Dün gece Halit Kıvanç’ın vefat haberini duydum. Mekanı cennet olsun, canım babamın gençlik yıllarında bir arada güzel anılara vesile olan arkadaşlıklarını hatırladım arada birbirlerini aramalarını sohbetlerini eski dostlukların kıymetini birbirine saygıyı ah güzel eski yıllar diyerek andım.
Oysa şimdilerde her şey yüzeysel, büyüklerimiz gittikçe bunu bir kez daha anlıyorum. Dostluklar, arkadaşlıklar kardeşler bile çıkar üstüne. Şükürler olsun benimdostlarım halen sevgi saygıyı koruyan kıymetini bilen kalp güzellikleri yüzlerine yansımış insanlar.
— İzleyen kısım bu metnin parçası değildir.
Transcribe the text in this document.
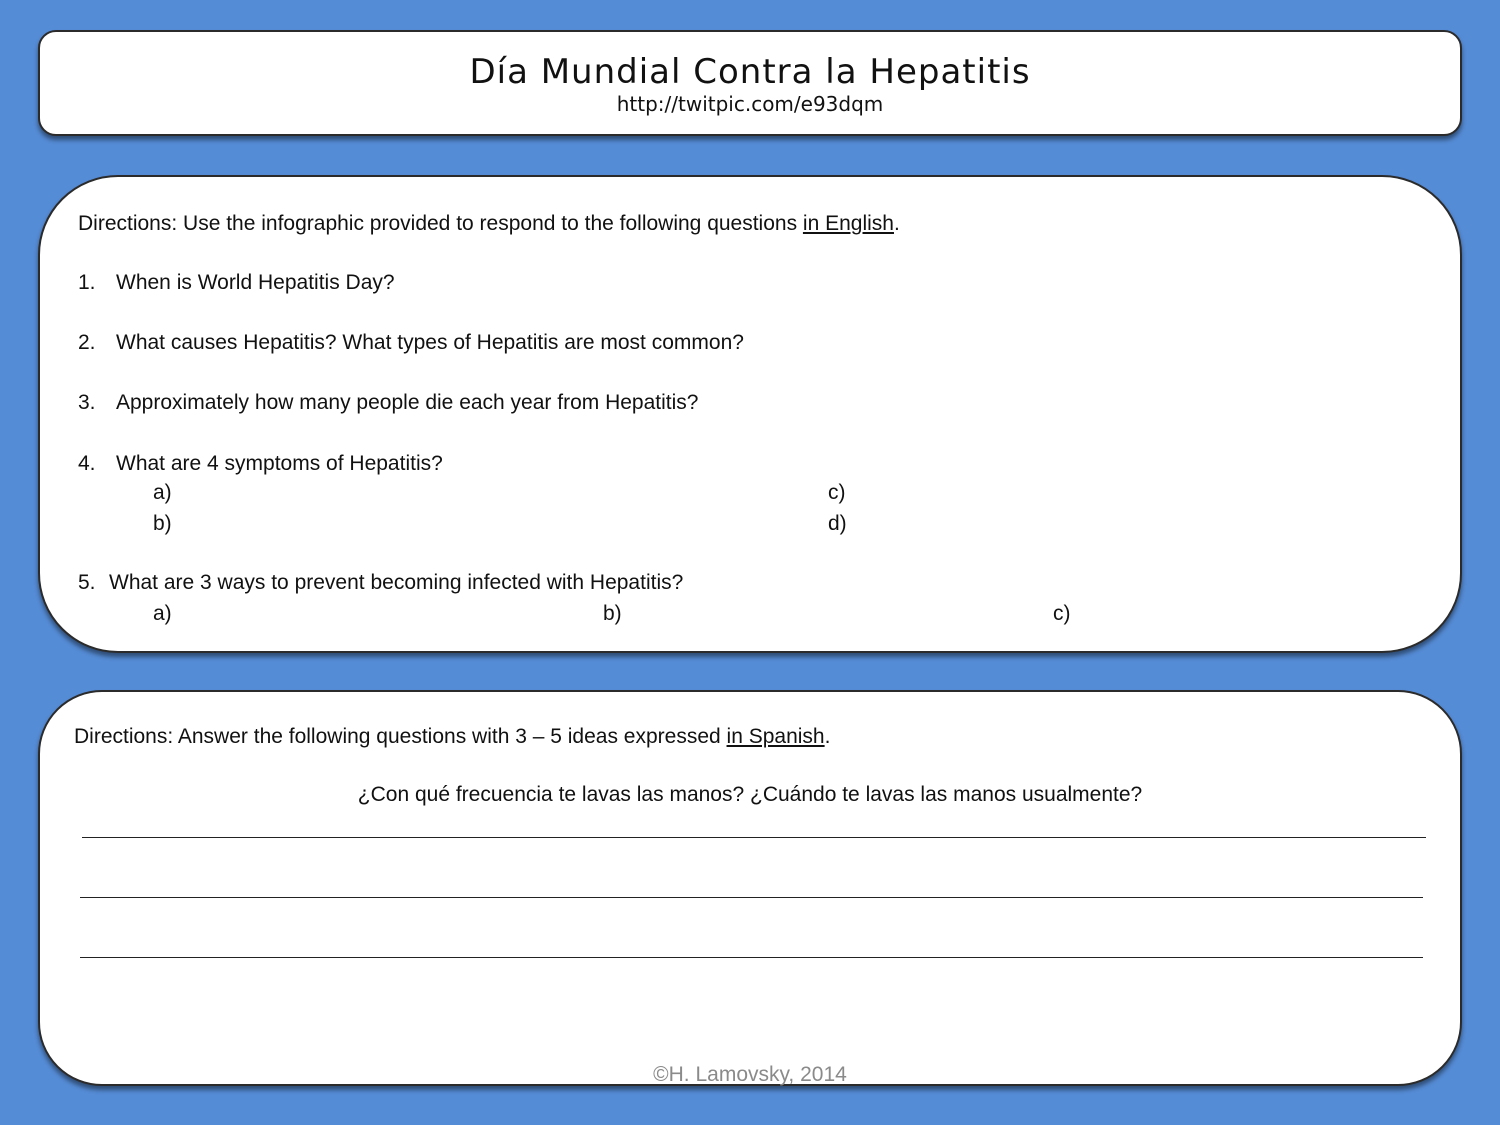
Día Mundial Contra la Hepatitis
http://twitpic.com/e93dqm
Directions: Use the infographic provided to respond to the following questions in English.
1. When is World Hepatitis Day?
2. What causes Hepatitis? What types of Hepatitis are most common?
3. Approximately how many people die each year from Hepatitis?
4. What are 4 symptoms of Hepatitis?
a)
b)
c)
d)
5. What are 3 ways to prevent becoming infected with Hepatitis?
a)	b)	c)
Directions: Answer the following questions with 3 – 5 ideas expressed in Spanish.
¿Con qué frecuencia te lavas las manos? ¿Cuándo te lavas las manos usualmente?
©H. Lamovsky, 2014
Büyürken de çok şanslıydım hep örnek aldığım, bizlere çok şey katan büyükler ve isimlerle yaşadım büyüdüm. Güzel düzgün Türkçe konuşan, saygı ve sevgiyi kalpten yaşayan işlerinde başarılı aile hayatları örnek temsil eden insanlar. Çok değerli büyükler, sanatçılar, edebiyatçılar, öğretmenler, eğitmenler birer birer gittikçe gençlerin çocuklarımızın örnek alacağı bir şey kalmıyor.
Türkçe dili çok temiz ve düzgünken konuşma dili değişti gevşek gevşek yayarak konuşmalar, kendine komik şekiller vermeler, çok güzel olduğunu sanarak tuhaf kıyafetler ile kendini çirkinleştirmeler laubali olunca aranılan olduğunu düşünenler, açık saçık giyinince acayip çekici olduğunu düşünenler vs..vs..öyle çok sıralayacağım şeyler varki. Bunun tutuculukla alakası yok asla, kendime saygım olduğu gibi diğer insanlara da var. Öyle ki: Kedime bile var oda bir canlı.
Ama, fakat, lakin
Büyüğün küçüğe, küçüğün büyüğe saygısı kalmadı bu kesin. Ne davranışlarda ne kıyafetlerde, ne üslupta. Hiç tanımadığım bir insan bana sen diye hitap ediyor mesela haydi seni geçtim “ canım’’ diyor. Ben ne zaman canın oldum ne ara samimi olduk? “Siz” ne ara değersizleşti….
Örneğin; Eğitim kurumlarında bile öğretmenler, eğitmenler, kot pantolon /tshirt gelebiliyor ise, öğrencisinden kıyafet düzen nasıl beklenir ki? Çocuklar neyi nasıl görüyorsa onu takip eder, bol bol konuşmayı kim dinler ki? Ben bile karşımda sürekli öğüt veren, konuşanı dinlemiyorum değil ki genç nesil. Onlar daha net, kısa öz anlatım olacak.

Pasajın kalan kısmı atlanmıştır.